Елена Александровна вспыхнула и сказала запальчиво:
— Знаете что, Лаврик, вы невообразимо погрубели — и еще вот что я вам скажу: помимо того, что наши рассуждения очень скучны, они крайне ординарны.
— Может быть… Я думаю, что они справедливы, а ординарны ли они — не все ли равно?

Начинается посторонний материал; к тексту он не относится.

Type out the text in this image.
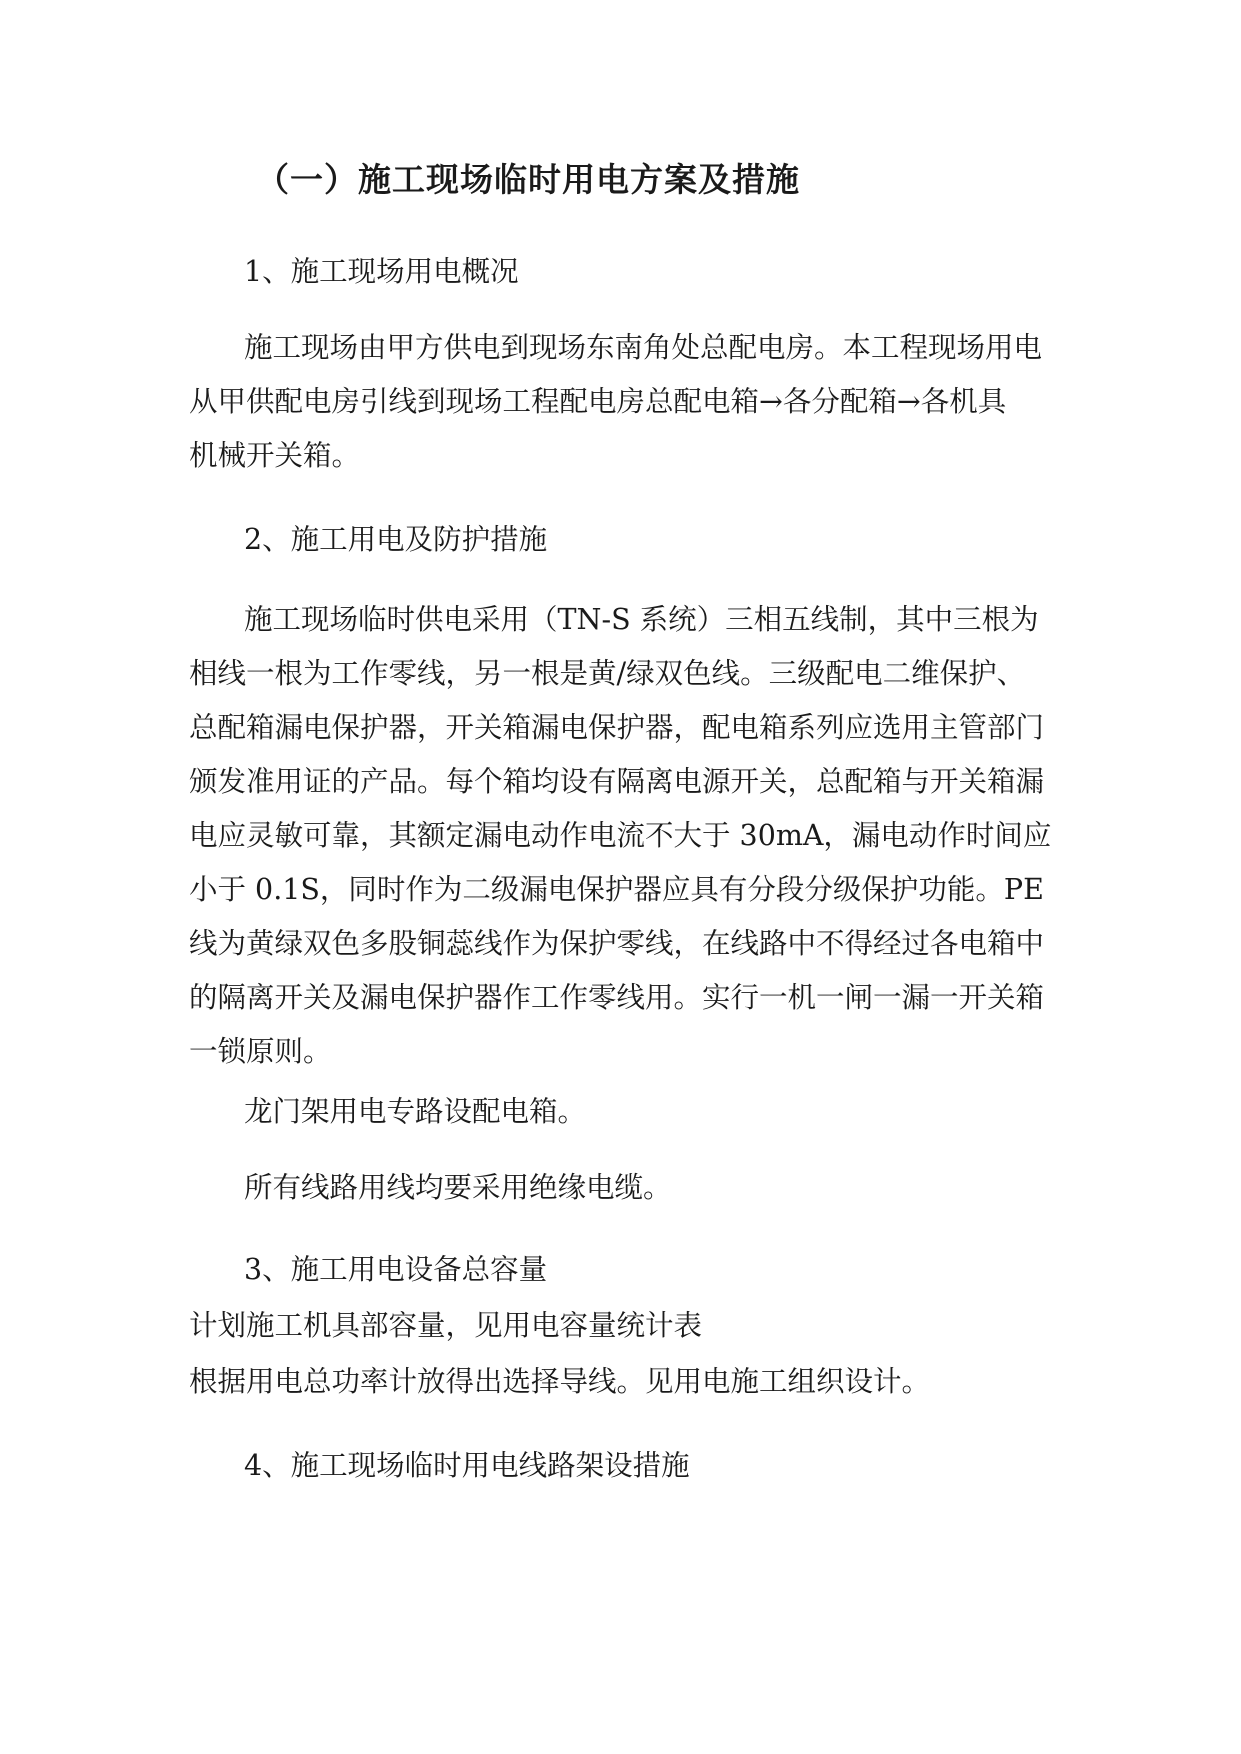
（一）施工现场临时用电方案及措施

1、施工现场用电概况

施工现场由甲方供电到现场东南角处总配电房。本工程现场用电

从甲供配电房引线到现场工程配电房总配电箱→各分配箱→各机具

机械开关箱。

2、施工用电及防护措施

施工现场临时供电采用（TN-S 系统）三相五线制，其中三根为

相线一根为工作零线，另一根是黄/绿双色线。三级配电二维保护、

总配箱漏电保护器，开关箱漏电保护器，配电箱系列应选用主管部门

颁发准用证的产品。每个箱均设有隔离电源开关，总配箱与开关箱漏

电应灵敏可靠，其额定漏电动作电流不大于 30mA，漏电动作时间应

小于 0.1S，同时作为二级漏电保护器应具有分段分级保护功能。PE

线为黄绿双色多股铜蕊线作为保护零线，在线路中不得经过各电箱中

的隔离开关及漏电保护器作工作零线用。实行一机一闸一漏一开关箱

一锁原则。

龙门架用电专路设配电箱。

所有线路用线均要采用绝缘电缆。

3、施工用电设备总容量

计划施工机具部容量，见用电容量统计表

根据用电总功率计放得出选择导线。见用电施工组织设计。

4、施工现场临时用电线路架设措施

— Вы будто совсем не наш, ну, вы понимаете, что я хочу сказать? У вас исчез всякий полет, вся поэзия… вы потеряли всякую идеальность, вы стали циником каким-то!
— Я еще ничем не стал, а становлюсь, или, лучше сказать, — стараюсь стать тем, чем быть считаю нужным.
— Как это скучно! — заключила Лелечка, но в голосе ее слышалась не скука, а раздражение и обида.
Глава 6
Зоя Михайловна, остановив ручкой читавшего вслух Царевского, произнесла:
— Я сегодня невнимательна… довольно, милый!
— У вас мысли заняты чем-нибудь другим. Вы думаете, что вот вам скоро нужно будет ехать.
— Что же об этом думать? Это так обыкновенно… такая моя судьба… сегодня — здесь, завтра — там… то Париж, то Америка, то Италия… но все-таки я считаю, что живу в Петербурге.
— А я так не могу, не хочу думать о вашем отъезде… я себе не представляю, как я буду тут жить без вас! — Зачем же вам жить без меня… мы будем жить всегда вместе.
— Но ведь вы знаете, что я уехать не могу… т. е. мог бы!.. но это бы повлекло за собой слишком большие перевороты.
— Этого совсем и не нужно делать… вы меня не поняли… Я хотела сказать, что как бы далеко мы друг от друга ни находились, мы будем всегда неразрывно вместе… потому что мы любим.
— Конечно, конечно… но мне просто будет не хватать ваших глаз, ваших рук… мне кажется, когда я к вам прикасаюсь, в меня вливается какая-то уверенность, какая-то прекрасная гармоничность.